On quantifying the fluorescence intensity of the terminal seen labeling during the video, no significant difference was found in the dye uptake. This indicates endocytosis is supported equally well by barium and calcium. Further repetitions of the procedure on other ear preparations will test this conclusion.

Once mastered, this entire protocol and imaging can be completed in two-and-a-half hours. When attempting this procedure, it is important to remember to use small mice, to dissect quickly, and to be maximally dark-adapted to minimize the light intensity required. We adapted the idea for this method from one originally developed by a close colleague and now-retired professor, Clarke Slater, and his MSc student Michael Caine.

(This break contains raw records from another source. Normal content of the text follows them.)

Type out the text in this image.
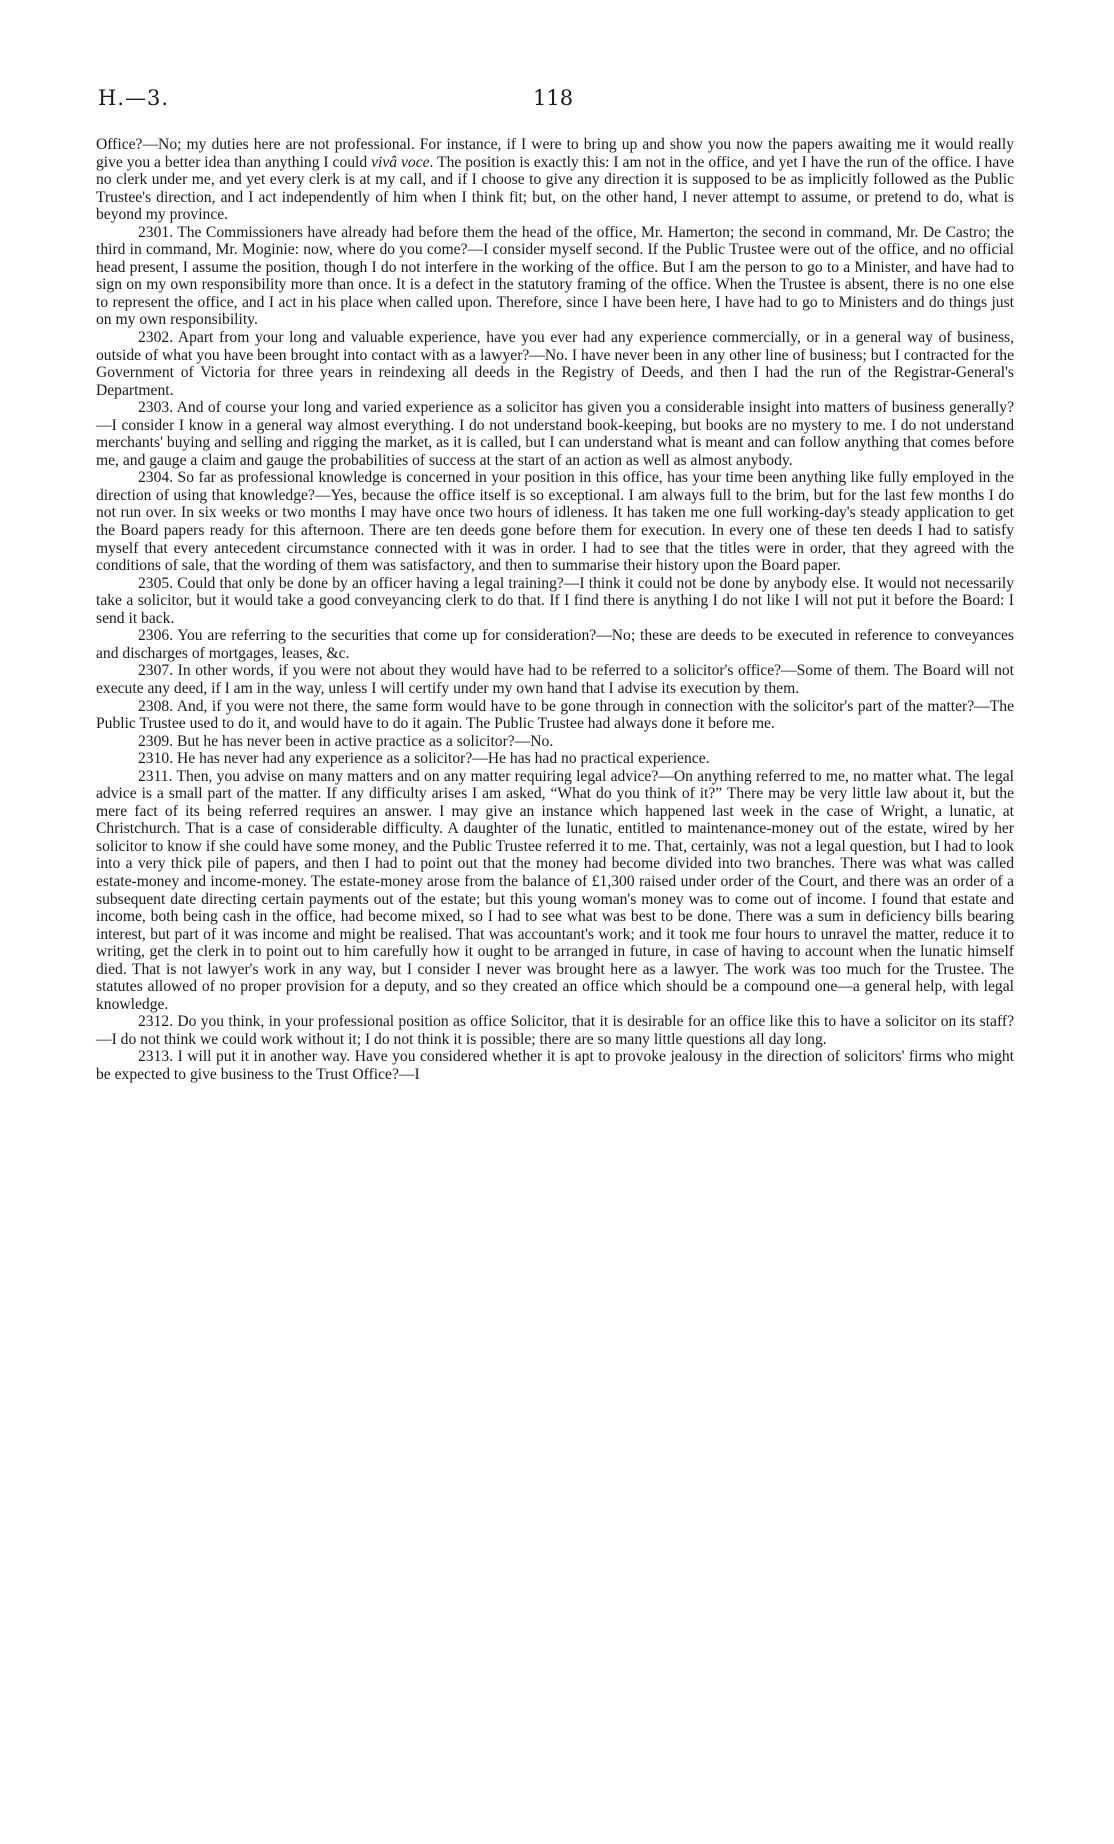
H.—3.	118

Office?—No; my duties here are not professional. For instance, if I were to bring up and show you now the papers awaiting me it would really give you a better idea than anything I could vivâ voce. The position is exactly this: I am not in the office, and yet I have the run of the office. I have no clerk under me, and yet every clerk is at my call, and if I choose to give any direction it is supposed to be as implicitly followed as the Public Trustee's direction, and I act independently of him when I think fit; but, on the other hand, I never attempt to assume, or pretend to do, what is beyond my province.

2301. The Commissioners have already had before them the head of the office, Mr. Hamerton; the second in command, Mr. De Castro; the third in command, Mr. Moginie: now, where do you come?—I consider myself second. If the Public Trustee were out of the office, and no official head present, I assume the position, though I do not interfere in the working of the office. But I am the person to go to a Minister, and have had to sign on my own responsibility more than once. It is a defect in the statutory framing of the office. When the Trustee is absent, there is no one else to represent the office, and I act in his place when called upon. Therefore, since I have been here, I have had to go to Ministers and do things just on my own responsibility.

2302. Apart from your long and valuable experience, have you ever had any experience commercially, or in a general way of business, outside of what you have been brought into contact with as a lawyer?—No. I have never been in any other line of business; but I contracted for the Government of Victoria for three years in reindexing all deeds in the Registry of Deeds, and then I had the run of the Registrar-General's Department.

2303. And of course your long and varied experience as a solicitor has given you a considerable insight into matters of business generally?—I consider I know in a general way almost everything. I do not understand book-keeping, but books are no mystery to me. I do not understand merchants' buying and selling and rigging the market, as it is called, but I can understand what is meant and can follow anything that comes before me, and gauge a claim and gauge the probabilities of success at the start of an action as well as almost anybody.

2304. So far as professional knowledge is concerned in your position in this office, has your time been anything like fully employed in the direction of using that knowledge?—Yes, because the office itself is so exceptional. I am always full to the brim, but for the last few months I do not run over. In six weeks or two months I may have once two hours of idleness. It has taken me one full working-day's steady application to get the Board papers ready for this afternoon. There are ten deeds gone before them for execution. In every one of these ten deeds I had to satisfy myself that every antecedent circumstance connected with it was in order. I had to see that the titles were in order, that they agreed with the conditions of sale, that the wording of them was satisfactory, and then to summarise their history upon the Board paper.

2305. Could that only be done by an officer having a legal training?—I think it could not be done by anybody else. It would not necessarily take a solicitor, but it would take a good conveyancing clerk to do that. If I find there is anything I do not like I will not put it before the Board: I send it back.

2306. You are referring to the securities that come up for consideration?—No; these are deeds to be executed in reference to conveyances and discharges of mortgages, leases, &c.

2307. In other words, if you were not about they would have had to be referred to a solicitor's office?—Some of them. The Board will not execute any deed, if I am in the way, unless I will certify under my own hand that I advise its execution by them.

2308. And, if you were not there, the same form would have to be gone through in connection with the solicitor's part of the matter?—The Public Trustee used to do it, and would have to do it again. The Public Trustee had always done it before me.

2309. But he has never been in active practice as a solicitor?—No.

2310. He has never had any experience as a solicitor?—He has had no practical experience.

2311. Then, you advise on many matters and on any matter requiring legal advice?—On anything referred to me, no matter what. The legal advice is a small part of the matter. If any difficulty arises I am asked, “What do you think of it?” There may be very little law about it, but the mere fact of its being referred requires an answer. I may give an instance which happened last week in the case of Wright, a lunatic, at Christchurch. That is a case of considerable difficulty. A daughter of the lunatic, entitled to maintenance-money out of the estate, wired by her solicitor to know if she could have some money, and the Public Trustee referred it to me. That, certainly, was not a legal question, but I had to look into a very thick pile of papers, and then I had to point out that the money had become divided into two branches. There was what was called estate-money and income-money. The estate-money arose from the balance of £1,300 raised under order of the Court, and there was an order of a subsequent date directing certain payments out of the estate; but this young woman's money was to come out of income. I found that estate and income, both being cash in the office, had become mixed, so I had to see what was best to be done. There was a sum in deficiency bills bearing interest, but part of it was income and might be realised. That was accountant's work; and it took me four hours to unravel the matter, reduce it to writing, get the clerk in to point out to him carefully how it ought to be arranged in future, in case of having to account when the lunatic himself died. That is not lawyer's work in any way, but I consider I never was brought here as a lawyer. The work was too much for the Trustee. The statutes allowed of no proper provision for a deputy, and so they created an office which should be a compound one—a general help, with legal knowledge.

2312. Do you think, in your professional position as office Solicitor, that it is desirable for an office like this to have a solicitor on its staff?—I do not think we could work without it; I do not think it is possible; there are so many little questions all day long.

2313. I will put it in another way. Have you considered whether it is apt to provoke jealousy in the direction of solicitors' firms who might be expected to give business to the Trust Office?—I
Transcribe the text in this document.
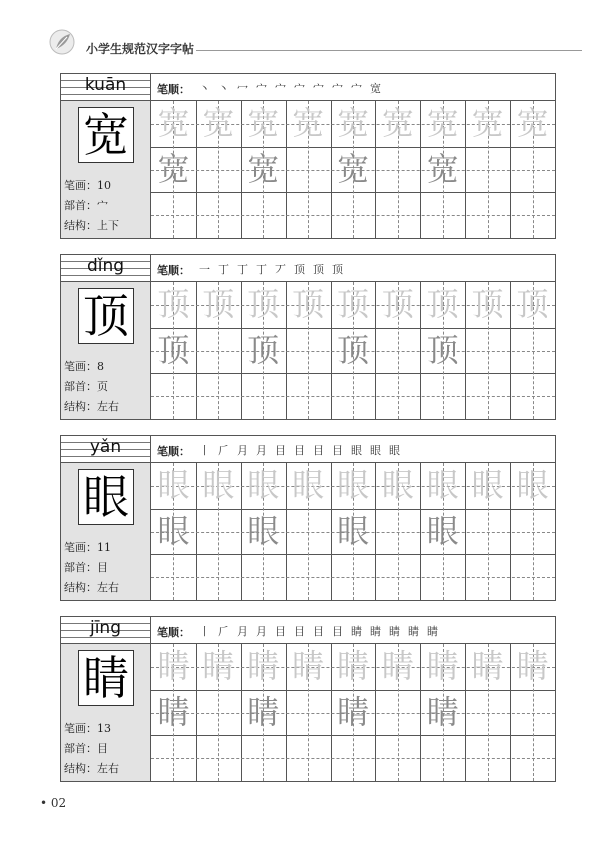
小学生规范汉字字帖
kuān
宽
笔画：10
部首：宀
结构：上下
笔顺： 丶 丶 冖 宀 宀 宀 宀 宀 宀 宽
宽 宽 宽 宽 宽 宽 宽 宽 宽
宽 宽 宽 宽
dǐng
顶
笔画：8
部首：页
结构：左右
笔顺： 一 丁 丁 丁 丆 顶 顶 顶
顶 顶 顶 顶 顶 顶 顶 顶 顶
顶 顶 顶 顶
yǎn
眼
笔画：11
部首：目
结构：左右
笔顺： 丨 𠂆 月 月 目 目 目 目 眼 眼 眼
眼 眼 眼 眼 眼 眼 眼 眼 眼
眼 眼 眼 眼
jīng
睛
笔画：13
部首：目
结构：左右
笔顺： 丨 𠂆 月 月 目 目 目 目 睛 睛 睛 睛 睛
睛 睛 睛 睛 睛 睛 睛 睛 睛
睛 睛 睛 睛
• 02
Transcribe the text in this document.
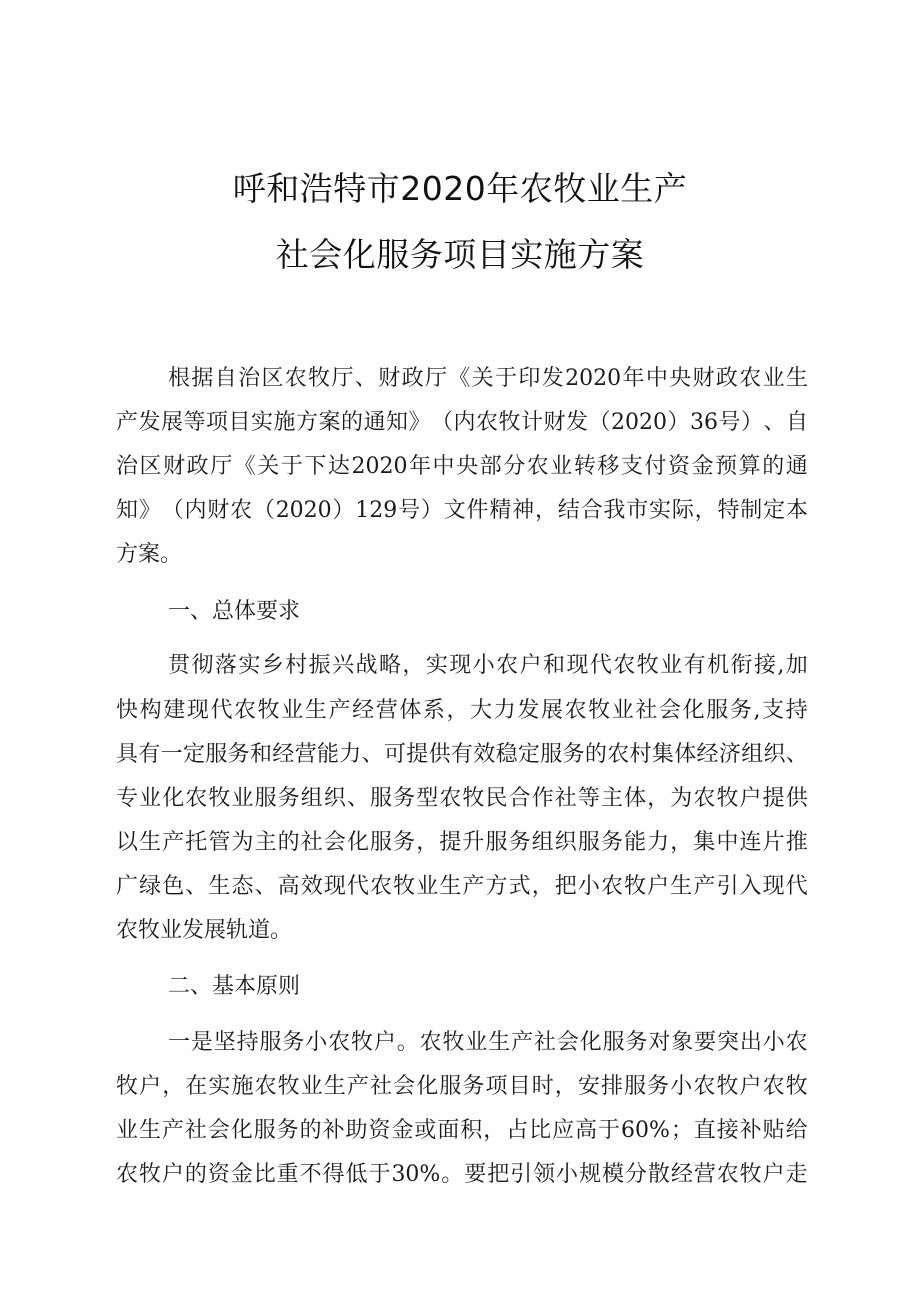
呼和浩特市2020年农牧业生产
社会化服务项目实施方案

根 据 自 治 区 农 牧 厅 、 财 政 厅 《 关 于 印 发 2020 年 中 央 财 政 农 业 生

产 发 展 等 项 目 实 施 方 案 的 通 知 》 （ 内 农 牧 计 财 发 （ 2020 ） 36 号 ） 、 自

治 区 财 政 厅 《 关 于 下 达 2020 年 中 央 部 分 农 业 转 移 支 付 资 金 预 算 的 通

知 》 （ 内 财 农 （ 2020 ） 129 号 ） 文 件 精 神 ， 结 合 我 市 实 际 ， 特 制 定 本

方案。

一、总体要求

贯 彻 落 实 乡 村 振 兴 战 略 ， 实 现 小 农 户 和 现 代 农 牧 业 有 机 衔 接 , 加

快 构 建 现 代 农 牧 业 生 产 经 营 体 系 ， 大 力 发 展 农 牧 业 社 会 化 服 务 , 支 持

具 有 一 定 服 务 和 经 营 能 力 、 可 提 供 有 效 稳 定 服 务 的 农 村 集 体 经 济 组 织 、

专 业 化 农 牧 业 服 务 组 织 、 服 务 型 农 牧 民 合 作 社 等 主 体 ， 为 农 牧 户 提 供

以 生 产 托 管 为 主 的 社 会 化 服 务 ， 提 升 服 务 组 织 服 务 能 力 ， 集 中 连 片 推

广 绿 色 、 生 态 、 高 效 现 代 农 牧 业 生 产 方 式 ， 把 小 农 牧 户 生 产 引 入 现 代

农牧业发展轨道。

二、基本原则

一 是 坚 持 服 务 小 农 牧 户 。 农 牧 业 生 产 社 会 化 服 务 对 象 要 突 出 小 农

牧 户 ， 在 实 施 农 牧 业 生 产 社 会 化 服 务 项 目 时 ， 安 排 服 务 小 农 牧 户 农 牧

业 生 产 社 会 化 服 务 的 补 助 资 金 或 面 积 ， 占 比 应 高 于 60% ； 直 接 补 贴 给

农 牧 户 的 资 金 比 重 不 得 低 于 30% 。 要 把 引 领 小 规 模 分 散 经 营 农 牧 户 走
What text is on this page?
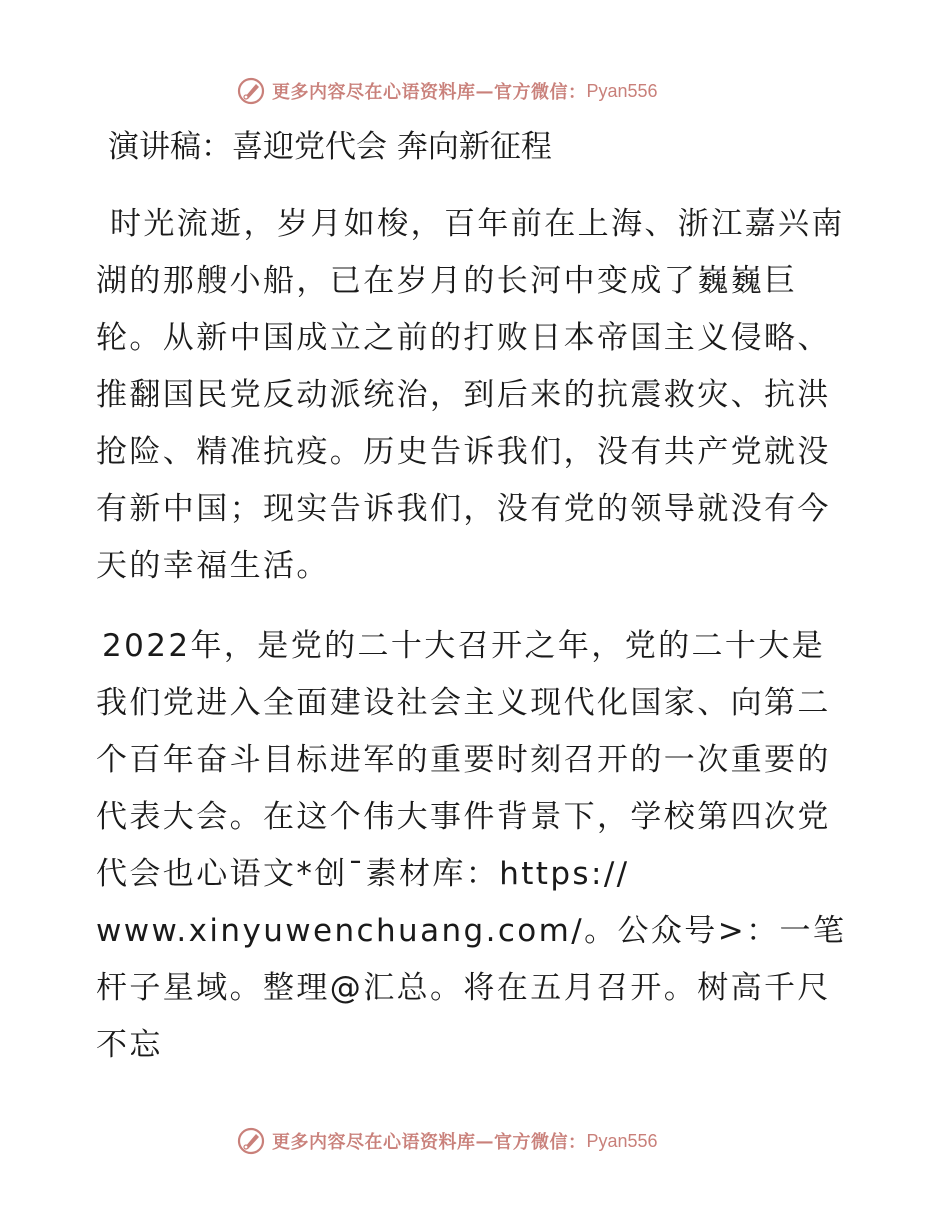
更多内容尽在心语资料库 — 官方微信： Pyan556
演讲稿：喜迎党代会 奔向新征程

时光流逝，岁月如梭，百年前在上海、浙江嘉兴南湖的那艘小船，已在岁月的长河中变成了巍巍巨轮。从新中国成立之前的打败日本帝国主义侵略、推翻国民党反动派统治，到后来的抗震救灾、抗洪抢险、精准抗疫。历史告诉我们，没有共产党就没有新中国；现实告诉我们，没有党的领导就没有今天的幸福生活。

2022年，是党的二十大召开之年，党的二十大是我们党进入全面建设社会主义现代化国家、向第二个百年奋斗目标进军的重要时刻召开的一次重要的代表大会。在这个伟大事件背景下，学校第四次党代会也心语文*创¯素材库：https:// www.xinyuwenchuang.com/。公众号>：一笔杆子星域。整理@汇总。将在五月召开。树高千尺不忘

更多内容尽在心语资料库 — 官方微信： Pyan556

When we told them of the possible role for synaptic-like vesicles in mechanosensation in the muscle spindle, but of the need for a better way of visualizing than with FM1-43. This procedure can also be used in combination with other methods, such as pharmacology and electrophysiology. Then we can study how synaptic-like vesicle recycling is regulated, and how this relates to responsiveness of the mechanosensory endings.